O mesmo acontece no setor da alimentação, bebidas e tabacos. Para "alimentar a grande distribuição", os trabalhadores fazem horas extra, sustenta o sindicalista Rui Matias, certo de que este fenómeno aumentou "muito" durante a pandemia e está a levar ao desgaste dos trabalhadores.
Testemunho
A vida familiar entre turnos e poucas horas de sono
Sérgio Crescêncio e Carla Pinheiro têm dois filhos menores e trabalham os dois por turnos há mais de dez anos. Sérgio é condutor na Carris e Carla é operadora de loja no Pingo Doce. Ao JN, relatam a vida desgastante que o trabalho provoca e o esforço para conciliar os turnos com a vida familiar. Como trabalham ambos por turnos, têm de se organizar, intercalando horários, para estar sempre alguém em casa com os filhos, seja para ir levar à escola ou preparar refeições. "A vida familiar fica para as folgas, pouco mais", disse Sérgio. O sono também fica bastante prejudicado, acrescentam. Habituaram-se a dormir poucas horas por terem os horários desregulados, e Carla confessa que já recorreu a certas substanciais - naturais, ressalva - para dormir. O desgaste físico e psicológico vai-se sentido com o tempo e o corpo habitua-se à rotina, contaram.
Saber mais
Turnos só podem durar oito horas
Por lei, os turnos têm a duração máxima de oito horas de trabalho por dia, o que corresponde a 40 horas por semana. Este limite pode ser aumentado até quatro horas por dia, se o trabalhador apenas fizer turnos nos dias de descanso semanal da generalidade dos colaboradores.

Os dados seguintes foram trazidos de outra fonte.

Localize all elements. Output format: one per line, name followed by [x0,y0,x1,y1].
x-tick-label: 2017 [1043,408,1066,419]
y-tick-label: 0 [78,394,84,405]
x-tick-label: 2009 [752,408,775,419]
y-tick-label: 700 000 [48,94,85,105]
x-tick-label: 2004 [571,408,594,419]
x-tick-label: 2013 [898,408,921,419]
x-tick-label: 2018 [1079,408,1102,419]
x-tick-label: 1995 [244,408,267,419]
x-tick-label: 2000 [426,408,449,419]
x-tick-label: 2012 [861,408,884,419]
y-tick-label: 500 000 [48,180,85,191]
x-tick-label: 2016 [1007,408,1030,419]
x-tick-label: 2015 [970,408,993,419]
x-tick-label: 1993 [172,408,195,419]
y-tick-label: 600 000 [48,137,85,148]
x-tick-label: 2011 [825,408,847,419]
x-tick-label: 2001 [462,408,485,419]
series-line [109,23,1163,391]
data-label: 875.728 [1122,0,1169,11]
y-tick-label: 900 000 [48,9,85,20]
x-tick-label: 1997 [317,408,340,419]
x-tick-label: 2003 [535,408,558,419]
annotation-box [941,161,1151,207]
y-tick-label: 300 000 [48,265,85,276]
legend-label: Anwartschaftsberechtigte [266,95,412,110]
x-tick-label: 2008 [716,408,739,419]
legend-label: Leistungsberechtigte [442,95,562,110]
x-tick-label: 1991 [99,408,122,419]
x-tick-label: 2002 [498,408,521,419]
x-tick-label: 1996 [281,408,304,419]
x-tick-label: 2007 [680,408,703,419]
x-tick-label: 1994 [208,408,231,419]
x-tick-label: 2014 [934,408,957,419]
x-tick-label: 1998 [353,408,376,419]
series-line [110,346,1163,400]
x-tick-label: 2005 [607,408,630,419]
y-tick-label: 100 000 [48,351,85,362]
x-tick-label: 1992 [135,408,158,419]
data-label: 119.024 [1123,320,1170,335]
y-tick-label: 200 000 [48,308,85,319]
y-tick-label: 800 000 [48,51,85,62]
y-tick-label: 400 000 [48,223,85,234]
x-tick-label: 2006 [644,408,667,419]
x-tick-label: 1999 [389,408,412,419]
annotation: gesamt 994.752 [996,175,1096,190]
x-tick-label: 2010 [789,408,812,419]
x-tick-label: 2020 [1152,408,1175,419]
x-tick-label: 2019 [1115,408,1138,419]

Guia sobre saúde mental no trabalho
A Direção-Geral de Saúde lançou, em setembro, um guia para minimizar os riscos para a saúde mental nos locais de trabalho, que alerta para alguns fatores de risco, como os turnos, o horário noturno, a "monotonia do trabalho", a "repetitividade de tarefas" e os conflitos laborais.